Everything becomes complicated eventually

How simple software becomes complicated?

Developers use the word crud to describe a very simple project. For example, Stackoverflow is just a crud, I can build it over the weekend. Facebook is just a crud, I can build it over the weekend. Even Snapchat is just a crud, I can build it over the weekend. In a sense, it is true. But as the project grows in importance, so does its complexity.

CRUD is an acronym for Create Read Update Delete. Typically, a blog is a crud. The engine that runs it allows you to Create a blog post, Read it when it is displayed on the page, Update it if there are mistakes, or Delete it from the blog entirely. From that list, if you take Facebook, that's exactly the four features it offers. It allows you to create read update and delete posts, likes and settings.

In the beginning, everything is simple. Add one table for posts, one for users, one for settings and you have something to start with. But as any experienced programmer knows this is not where it ends. You don't need to be an expert in database design to add any of these features to your own social network. In fact, there is a one to one mapping of crud commands to SQL commands.

CRUD SQL Command Example
INSERT INTO post VALUES(NULL,:myUserId,'My Opinion',NOW())
UPDATE post SET content=:content WHERE userId = :myUserId
DELETE FROM post WHERE userId = :myUserId

But as soon as you start getting an interesting amount of users, your service becomes very slow. Now you have to revisit every query you have on your website and optimize the database tables with indices. And you also have to include it into your development routine. Any time you change a query, you have to review the site performance to see if you need new indices.

At the early stages, it is acceptable to change the design and functionality as often and as irregularly that you need to. But then, one day you change the design and huge number of users complain. When people are new to development, they don't even use version control, and this comes as a painful reality when they realize that they can't revert their code back. Now you have to make sure your code is on version control.

Having one server that handles the database, the application, and the static files, is a sure way to make your server crash and burn. You will have to separate concerns to make your application survive. This means restructuring your product to allow for this separation.

It's easy to write code that only you can understand. But as your application starts growing, eventually you will start sharing your code base with other developers.
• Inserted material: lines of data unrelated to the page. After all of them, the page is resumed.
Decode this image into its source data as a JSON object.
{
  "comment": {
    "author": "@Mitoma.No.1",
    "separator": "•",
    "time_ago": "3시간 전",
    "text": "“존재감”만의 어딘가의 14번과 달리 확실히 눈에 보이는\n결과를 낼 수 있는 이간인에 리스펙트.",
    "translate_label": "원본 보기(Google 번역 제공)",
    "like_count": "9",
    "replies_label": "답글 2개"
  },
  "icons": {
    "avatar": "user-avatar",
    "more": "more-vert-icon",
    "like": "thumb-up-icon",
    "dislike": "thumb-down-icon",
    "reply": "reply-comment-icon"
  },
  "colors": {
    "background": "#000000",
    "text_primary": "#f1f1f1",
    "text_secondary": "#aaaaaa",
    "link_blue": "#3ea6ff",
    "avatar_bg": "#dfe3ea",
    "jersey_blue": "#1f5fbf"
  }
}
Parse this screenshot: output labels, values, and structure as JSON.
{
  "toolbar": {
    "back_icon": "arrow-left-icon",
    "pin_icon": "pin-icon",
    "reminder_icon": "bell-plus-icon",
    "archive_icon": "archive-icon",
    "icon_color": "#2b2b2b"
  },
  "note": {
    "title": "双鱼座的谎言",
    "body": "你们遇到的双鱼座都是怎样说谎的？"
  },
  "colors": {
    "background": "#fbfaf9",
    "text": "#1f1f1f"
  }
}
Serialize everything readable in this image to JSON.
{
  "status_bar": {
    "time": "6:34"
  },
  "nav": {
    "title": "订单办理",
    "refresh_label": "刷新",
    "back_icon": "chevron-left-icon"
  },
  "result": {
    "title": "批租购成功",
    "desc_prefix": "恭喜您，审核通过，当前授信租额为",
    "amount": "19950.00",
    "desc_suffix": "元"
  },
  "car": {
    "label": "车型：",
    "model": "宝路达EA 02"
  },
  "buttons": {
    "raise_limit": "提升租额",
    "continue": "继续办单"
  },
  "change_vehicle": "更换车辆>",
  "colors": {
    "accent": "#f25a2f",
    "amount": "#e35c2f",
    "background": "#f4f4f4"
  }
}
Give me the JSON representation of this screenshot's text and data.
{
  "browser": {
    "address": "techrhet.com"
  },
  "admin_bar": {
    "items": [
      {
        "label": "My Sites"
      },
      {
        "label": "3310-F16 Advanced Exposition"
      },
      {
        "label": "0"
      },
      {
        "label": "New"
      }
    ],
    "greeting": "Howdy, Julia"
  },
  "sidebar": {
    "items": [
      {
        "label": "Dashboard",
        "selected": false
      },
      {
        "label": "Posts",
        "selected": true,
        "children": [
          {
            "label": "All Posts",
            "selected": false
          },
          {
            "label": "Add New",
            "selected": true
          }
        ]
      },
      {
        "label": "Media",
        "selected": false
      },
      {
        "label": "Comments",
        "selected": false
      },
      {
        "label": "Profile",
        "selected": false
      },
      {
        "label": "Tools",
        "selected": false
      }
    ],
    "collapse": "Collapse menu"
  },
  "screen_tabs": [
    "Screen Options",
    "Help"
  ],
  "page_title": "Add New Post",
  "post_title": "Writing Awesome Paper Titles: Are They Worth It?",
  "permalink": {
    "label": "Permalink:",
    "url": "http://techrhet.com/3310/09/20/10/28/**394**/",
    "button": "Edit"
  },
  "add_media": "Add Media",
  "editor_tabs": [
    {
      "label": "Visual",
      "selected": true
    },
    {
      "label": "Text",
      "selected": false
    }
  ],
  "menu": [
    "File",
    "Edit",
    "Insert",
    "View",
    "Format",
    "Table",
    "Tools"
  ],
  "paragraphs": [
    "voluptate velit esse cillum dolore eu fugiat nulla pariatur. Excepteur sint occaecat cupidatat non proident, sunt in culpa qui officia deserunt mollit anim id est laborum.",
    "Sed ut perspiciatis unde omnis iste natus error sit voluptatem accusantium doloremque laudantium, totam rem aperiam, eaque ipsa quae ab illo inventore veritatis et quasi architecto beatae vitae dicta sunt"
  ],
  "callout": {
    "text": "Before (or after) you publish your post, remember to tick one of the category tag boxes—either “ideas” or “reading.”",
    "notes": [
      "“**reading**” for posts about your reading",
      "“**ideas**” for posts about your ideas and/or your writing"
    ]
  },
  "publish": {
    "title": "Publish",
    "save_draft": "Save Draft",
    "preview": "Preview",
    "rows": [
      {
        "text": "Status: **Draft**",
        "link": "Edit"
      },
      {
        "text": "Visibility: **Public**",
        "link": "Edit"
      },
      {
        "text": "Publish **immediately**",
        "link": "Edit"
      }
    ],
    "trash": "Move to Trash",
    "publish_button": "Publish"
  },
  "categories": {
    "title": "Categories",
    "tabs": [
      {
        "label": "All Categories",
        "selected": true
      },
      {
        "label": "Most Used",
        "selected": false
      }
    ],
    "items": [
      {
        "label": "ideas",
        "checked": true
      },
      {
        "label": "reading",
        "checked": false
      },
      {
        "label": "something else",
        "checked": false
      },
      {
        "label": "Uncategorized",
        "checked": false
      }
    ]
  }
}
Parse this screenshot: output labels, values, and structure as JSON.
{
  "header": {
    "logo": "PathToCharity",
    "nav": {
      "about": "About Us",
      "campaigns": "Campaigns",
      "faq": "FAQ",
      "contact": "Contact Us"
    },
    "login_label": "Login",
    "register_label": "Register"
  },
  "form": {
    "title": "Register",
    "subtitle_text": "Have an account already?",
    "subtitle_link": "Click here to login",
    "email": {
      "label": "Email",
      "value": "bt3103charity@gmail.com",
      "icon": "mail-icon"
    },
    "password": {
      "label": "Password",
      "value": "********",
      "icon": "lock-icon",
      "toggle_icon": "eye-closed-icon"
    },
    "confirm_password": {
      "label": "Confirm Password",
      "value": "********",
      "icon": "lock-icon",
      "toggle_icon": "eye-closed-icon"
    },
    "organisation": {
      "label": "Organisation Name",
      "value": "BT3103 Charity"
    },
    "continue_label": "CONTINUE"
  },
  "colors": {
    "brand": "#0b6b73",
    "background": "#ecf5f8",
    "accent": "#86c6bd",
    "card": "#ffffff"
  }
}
And it is a painful experience to see someone else read your code and not understand anything. Now you will have to improve the legibility and quality of your code to allow for a team to work on it.

Adding features is no longer a matter of coding it. You have multiple people in your team, and they will make their voices and concerns heard whether you like them or not. If you ignore them, your users will make their voice heard too. Making any modification means meetings, designs, A/B testing, focus group. It's no longer as simple as it used to be.

Nowadays, a perfectly usable and understandable feature will not see the light of day because of unforeseen ramifications. I can't help but think about the ability to edit tweets on twitter. It seems like a nobrainer. Just add the Update from CRUD and we are set. But it is not as easy as that. Twitter is not a single database that gets updated once and served everywhere. Once a tweet is published, it is copied to multiple streams that distribute all over the world. This process is established. Adding edit means revisiting all these streams once more to make sure they get the latest version. Technically they can do it.

But the problem has become more then technical. For users it adds a whole new experience. A user may write one thing, instantly distribute it to followers who would comment on it. Then, this person can now edit the tweet to be something completely different, now the comments will be out of context. Sure other social networks have the ability to edit. But no other social network is used in the same way twitter is used. The twitter developers have to think about the ramification of this feature before they implement it.

Deep down it is only a crud yet there are so many interactions, policies, and people tied to it. Making an update no longer means simply making an update. Running a delete command on facebook no longer means deleting a record in the database, it means censorship. Running a select command, at this scale, sometimes mean filtering and silencing.

It starts as a crud, but as it becomes important, it quickly turns into a very complex machine.